Com essas idas e vindas, o Brasil é um país que está em busca de um caminho, mas volta sempre para o anterior, e o futuro é sempre pior do que o presente. Essa polarização, se continuar assim, é um absurdo. Em 2018, houve uma conjunção de fatores — não era exatamente Bolsonaro quem todo mundo estava procurando. Era um candidato contra o PT e contra a desorganização partidária, contra a maneira como o Congresso negociava. Acabou dando no mesmo, até sendo pior, porque Bolsonaro é uma tragédia. Não que as emendas de relator sejam mais graves que o mensalão, como Lula diz. São maneiras distintas de comprar o apoio do Congresso, o que distorce a democracia.

O país está regredindo em todos os pontos, mesmo naqueles em que sempre foi pioneiro. Ainda tem muita coisa para acontecer, muita água para rolar, mas está ficando com cara de que sucederá o mesmo que em 2018. Todos os outros concorrentes ficando com 4%, 5%, e ninguém conseguindo chegar ao segundo turno. E Bolsonaro claramente em tendência de queda, se desmilinguindo.

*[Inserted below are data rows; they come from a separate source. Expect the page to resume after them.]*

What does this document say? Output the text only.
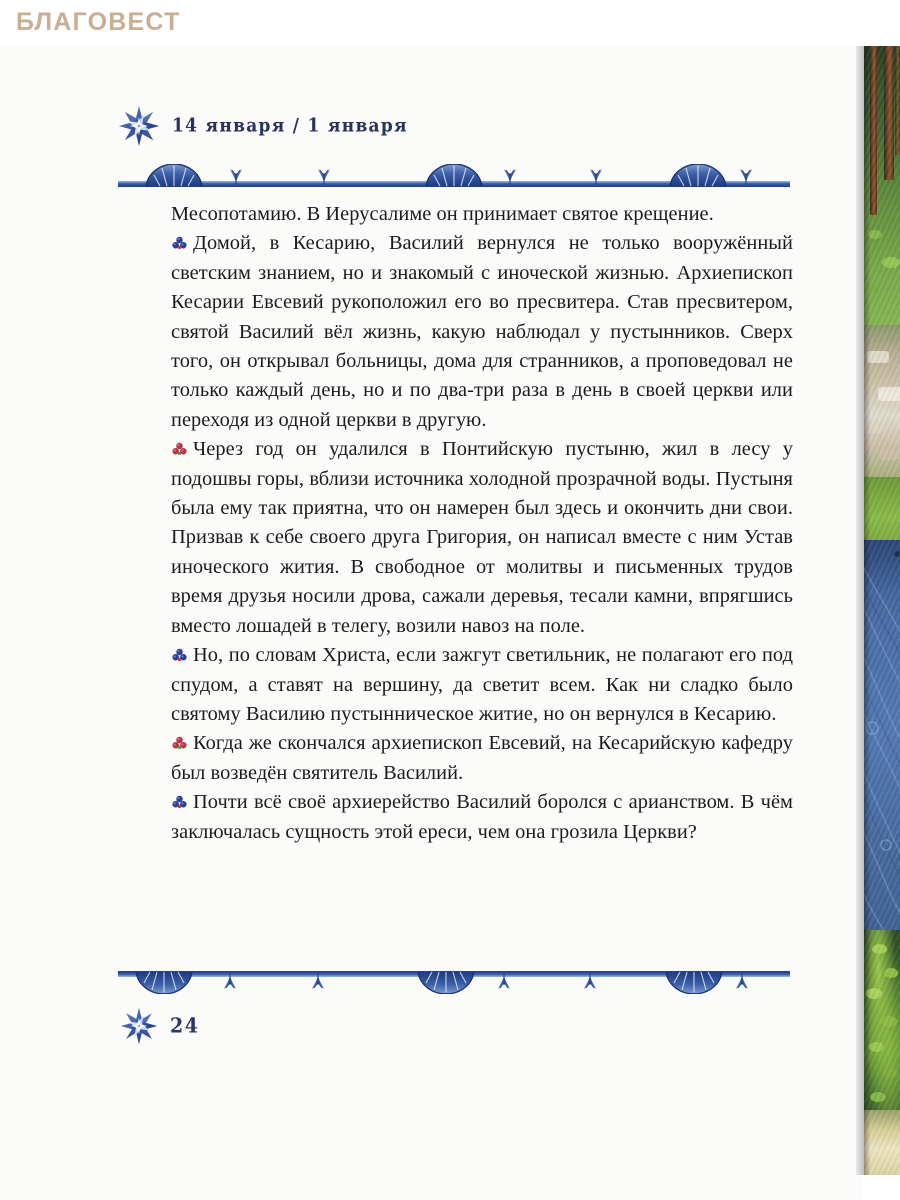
14 января / 1 января

Месопотамию. В Иерусалиме он принимает святое крещение.

Домой, в Кесарию, Василий вернулся не только вооружённый светским знанием, но и знакомый с иноческой жизнью. Архиепископ Кесарии Евсевий рукоположил его во пресвитера. Став пресвитером, святой Василий вёл жизнь, какую наблюдал у пустынников. Сверх того, он открывал больницы, дома для странников, а проповедовал не только каждый день, но и по два-три раза в день в своей церкви или переходя из одной церкви в другую.

Через год он удалился в Понтийскую пустыню, жил в лесу у подошвы горы, вблизи источника холодной прозрачной воды. Пустыня была ему так приятна, что он намерен был здесь и окончить дни свои. Призвав к себе своего друга Григория, он написал вместе с ним Устав иноческого жития. В свободное от молитвы и письменных трудов время друзья носили дрова, сажали деревья, тесали камни, впрягшись вместо лошадей в телегу, возили навоз на поле.

Но, по словам Христа, если зажгут светильник, не полагают его под спудом, а ставят на вершину, да светит всем. Как ни сладко было святому Василию пустынническое житие, но он вернулся в Кесарию.

Когда же скончался архиепископ Евсевий, на Кесарийскую кафедру был возведён святитель Василий.

Почти всё своё архиерейство Василий боролся с арианством. В чём заключалась сущность этой ереси, чем она грозила Церкви?

24
БЛАГОВЕСТ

Esse esvaziamento, no entanto, não está favorecendo ninguém da terceira via, apenas Sergio Moro parece estar ganhando terreno, mas, de acordo com o Ipec, nada que demonstre consistência. Temos de ver a pesquisa do Datafolha para confirmar o quadro do Ipec, ou se Moro aparece com dois dígitos, ou se algum dos outros candidatos se mostra capaz de reação. Se aparecer algum, pode seguir em frente; senão, a tendência é Lula ganhar no primeiro turno.